Le Tchad dément vigoureusement toute perte civile lors de ses récentes opérations militaires

Les autorités de N’Djamena ont officiellement réfuté les conclusions du Haut-Commissariat des Nations unies aux droits de l’homme. Ce dernier faisait état de décès parmi les populations civiles à la suite d’interventions aériennes menées dans la zone du bassin du lac Tchad, ciblant des sanctuaires du groupe terroriste Boko Haram.

Lors d’une intervention publique ce jeudi, le ministre de la Communication et porte-parole du gouvernement, Gassim Chérif Mahamat, a tenu à clarifier la position de l’État. Il a qualifié ces accusations de manœuvres visant à ternir la réputation des forces armées tchadiennes, soulignant que de tels propos portent atteinte à l’honneur des troupes engagées sur le terrain.

Un engagement ferme contre le terrorisme au Sahel

Le représentant du gouvernement a rappelé que les forces de défense restent un pilier de la lutte contre l’insécurité dans le Sahel et le bassin du lac Tchad. Cette région est le théâtre de violences persistantes de la part de groupuscules extrémistes depuis de nombreuses années.

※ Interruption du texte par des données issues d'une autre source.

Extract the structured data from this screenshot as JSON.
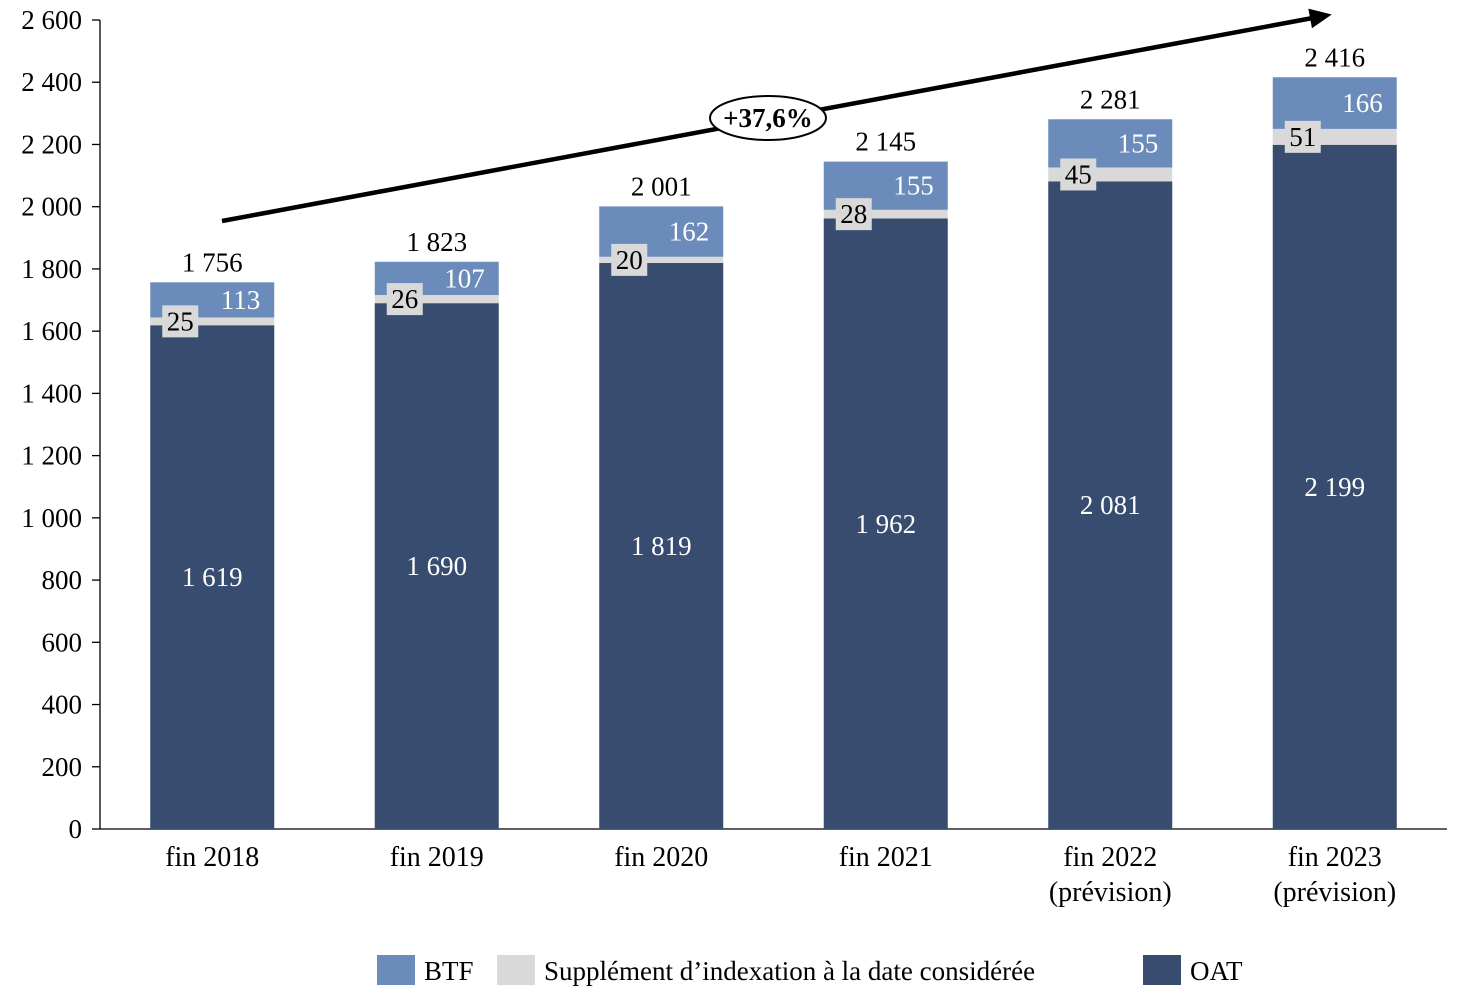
{
  "chart_data": {
    "type": "bar",
    "stacked": true,
    "categories": [
      [
        "fin 2018"
      ],
      [
        "fin 2019"
      ],
      [
        "fin 2020"
      ],
      [
        "fin 2021"
      ],
      [
        "fin 2022",
        "(prévision)"
      ],
      [
        "fin 2023",
        "(prévision)"
      ]
    ],
    "series": [
      {
        "name": "OAT",
        "color": "#374c6f",
        "values": [
          "1 619",
          "1 690",
          "1 819",
          "1 962",
          "2 081",
          "2 199"
        ],
        "numeric": [
          1619,
          1690,
          1819,
          1962,
          2081,
          2199
        ]
      },
      {
        "name": "Supplément d’indexation à la date considérée",
        "color": "#d9d9d9",
        "values": [
          "25",
          "26",
          "20",
          "28",
          "45",
          "51"
        ],
        "numeric": [
          25,
          26,
          20,
          28,
          45,
          51
        ]
      },
      {
        "name": "BTF",
        "color": "#6b8cbb",
        "values": [
          "113",
          "107",
          "162",
          "155",
          "155",
          "166"
        ],
        "numeric": [
          113,
          107,
          162,
          155,
          155,
          166
        ]
      }
    ],
    "totals": [
      "1 756",
      "1 823",
      "2 001",
      "2 145",
      "2 281",
      "2 416"
    ],
    "totals_numeric": [
      1756,
      1823,
      2001,
      2145,
      2281,
      2416
    ],
    "ylim": [
      0,
      2600
    ],
    "yticks": [
      "0",
      "200",
      "400",
      "600",
      "800",
      "1 000",
      "1 200",
      "1 400",
      "1 600",
      "1 800",
      "2 000",
      "2 200",
      "2 400",
      "2 600"
    ],
    "ytick_values": [
      0,
      200,
      400,
      600,
      800,
      1000,
      1200,
      1400,
      1600,
      1800,
      2000,
      2200,
      2400,
      2600
    ],
    "annotation": "+37,6%",
    "legend": {
      "position": "bottom",
      "items": [
        {
          "label": "BTF",
          "color": "#6b8cbb"
        },
        {
          "label": "Supplément d’indexation à la date considérée",
          "color": "#d9d9d9"
        },
        {
          "label": "OAT",
          "color": "#374c6f"
        }
      ]
    },
    "grid": false
  }
}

Selon les autorités, les offensives militaires sont planifiées avec une précision rigoureuse, en stricte conformité avec les conventions internationales relatives au droit humanitaire. Le gouvernement insiste sur le fait que des protocoles stricts sont appliqués pour minimiser les risques de dommages collatéraux et garantir la sécurité des non-combattants lors des assauts contre les positions de Boko Haram.

Contestation des conclusions onusiennes

Cette mise au point fait suite à la publication d’un rapport onusien suggérant que des frappes aériennes tchadiennes auraient pu causer des pertes civiles significatives. Pour N’Djamena, ces affirmations manquent de preuves tangibles et ne reflètent pas la réalité des opérations de sécurisation.

Les responsables tchadiens réaffirment le rôle déterminant de leur armée dans la stabilisation de cette zone frontalière instable. Ils invitent les observateurs internationaux à une analyse plus « équilibrée et responsable » de la situation sécuritaire complexe à laquelle le pays est confronté.

En conclusion, le gouvernement a réitéré sa volonté de poursuivre la traque des éléments terroristes tout en appelant à une solidarité internationale accrue pour coordonner plus efficacement les actions militaires dans le bassin du lac Tchad. La légitimité et le professionnalisme des troupes nationales demeurent, selon les autorités, au cœur de la stratégie de défense du pays.